Isso não afeta o desenvolvimento econômico?

Para essa resposta dou o exemplo do Pará. Na década de 1960, o estado era o sexto, sétimo em PIB (Produto Interno Bruto) do país. Mas, na década de 1970, passou a ter uma economia predatória. E hoje é 24º no ranking do PIB brasileiro. Isso mostra que não é modelo de crescimento e desenvolvimento. Temos que olhar a floresta como ativo, porque está comprovado que desmatamento não gera riqueza nem desenvolvimento. Um lado do Pará foi desmatado e, de alguma forma, comprovou como não se deve fazer. Pelo olhar do curto prazo vale a pena desmatar e plantar, mas no longo prazo não gera desenvolvimento econômico e social. A narrativa é equivocada.

SAIBA MAIS

A Tropical Forest Alliance 2020 (TFA 2020) é uma parceria público-privada global na qual os parceiros adotam ações voluntárias, individualmente e em conjunto, para reduzir o desmatamento tropical associado ao abastecimento de commodities como óleo de palma, soja, carne, polpa e papel.

Preservar e restaurar florestas é fator crítico para evitar as alterações climáticas mais perigosas e alcançar metas globais. Dados apontam que cerca de 10% das emissões globais de gases efeito estufa estão ligados ao desmatamento; e até 20% de todo o potencial de redução está associado ao setor de utilização da terra.

As florestas também são extremamente importantes para a segurança alimentar, a segurança da água e dos meios de subsistência, de modo que a conservação e restauração das florestas ocupam um lugar destacado nos Objetivos do Desenvolvimento Sustentável (SDGs – Sustainable Development Goals) aprovados pelas Nações Unidas em 2015.

Cadeias de abastecimento sem desmatamento são críticas para um reduzido desenvolvimento de emissões. Com a previsão da população mundial chegar a 9 bilhões até 2050, estima-se que serão necessárias 70% mais calorias de alimentos, e a demanda por produtos de madeira também continuará a aumentar. Ao longo das últimas décadas, o atendimento da crescente demanda por alimentos e bens de consumo, muitas vezes, ocorreu às custas das florestas, tendo a agricultura comercial como a principal causa do desmatamento tropical.

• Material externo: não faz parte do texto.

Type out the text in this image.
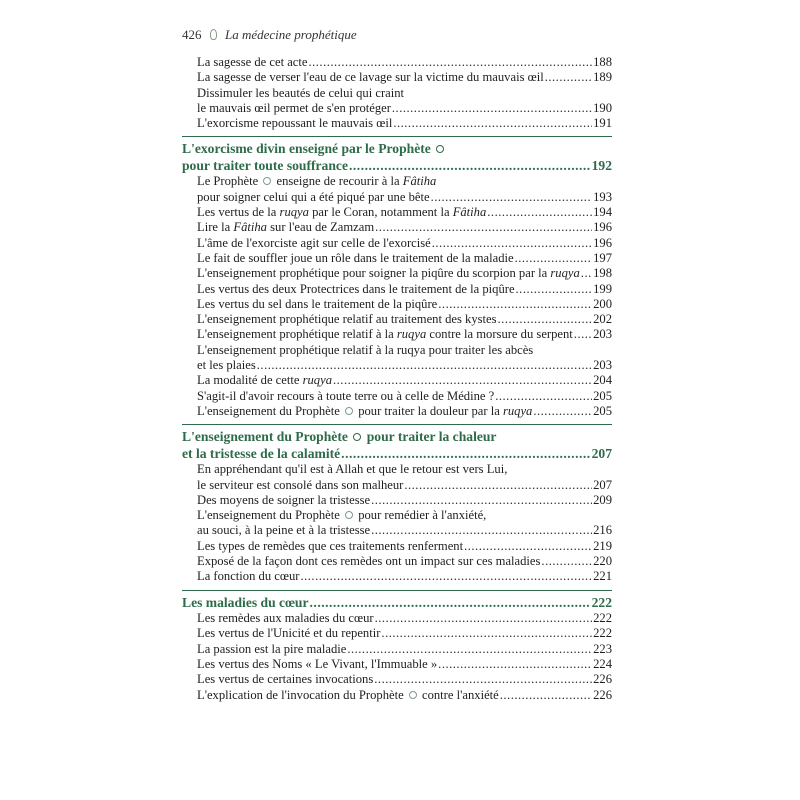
426 La médecine prophétique
La sagesse de cet acte .....	188
La sagesse de verser l'eau de ce lavage sur la victime du mauvais œil .....	189
Dissimuler les beautés de celui qui craint
le mauvais œil permet de s'en protéger .....	190
L'exorcisme repoussant le mauvais œil .....	191
L'exorcisme divin enseigné par le Prophète
pour traiter toute souffrance .....	192
Le Prophète enseigne de recourir à la Fâtiha
pour soigner celui qui a été piqué par une bête .....	193
Les vertus de la ruqya par le Coran, notamment la Fâtiha .....	194
Lire la Fâtiha sur l'eau de Zamzam .....	196
L'âme de l'exorciste agit sur celle de l'exorcisé .....	196
Le fait de souffler joue un rôle dans le traitement de la maladie .....	197
L'enseignement prophétique pour soigner la piqûre du scorpion par la ruqya ..... 198
Les vertus des deux Protectrices dans le traitement de la piqûre .....	199
Les vertus du sel dans le traitement de la piqûre .....	200
L'enseignement prophétique relatif au traitement des kystes .....	202
L'enseignement prophétique relatif à la ruqya contre la morsure du serpent ..... 203
L'enseignement prophétique relatif à la ruqya pour traiter les abcès
et les plaies .....	203
La modalité de cette ruqya .....	204
S'agit-il d'avoir recours à toute terre ou à celle de Médine ? .....	205
L'enseignement du Prophète pour traiter la douleur par la ruqya .....	205
L'enseignement du Prophète pour traiter la chaleur
et la tristesse de la calamité .....	207
En appréhendant qu'il est à Allah et que le retour est vers Lui,
le serviteur est consolé dans son malheur .....	207
Des moyens de soigner la tristesse .....	209
L'enseignement du Prophète pour remédier à l'anxiété,
au souci, à la peine et à la tristesse .....	216
Les types de remèdes que ces traitements renferment .....	219
Exposé de la façon dont ces remèdes ont un impact sur ces maladies .....	220
La fonction du cœur .....	221
Les maladies du cœur .....	222
Les remèdes aux maladies du cœur .....	222
Les vertus de l'Unicité et du repentir .....	222
La passion est la pire maladie .....	223
Les vertus des Noms « Le Vivant, l'Immuable » .....	224
Les vertus de certaines invocations .....	226
L'explication de l'invocation du Prophète contre l'anxiété .....	226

Nos últimos anos, esta questão gerou um nível de compromisso sem precedentes para deter o desmatamento impulsionado pelas commodities de nações, empresas, povos indígenas e outras organizações, atingindo metas ambiciosas de reflorestamento e restauração florestal. A TFA foi desenvolvida para ajudar a alcançar estes compromissos através de colaborações público-privadas dedicadas.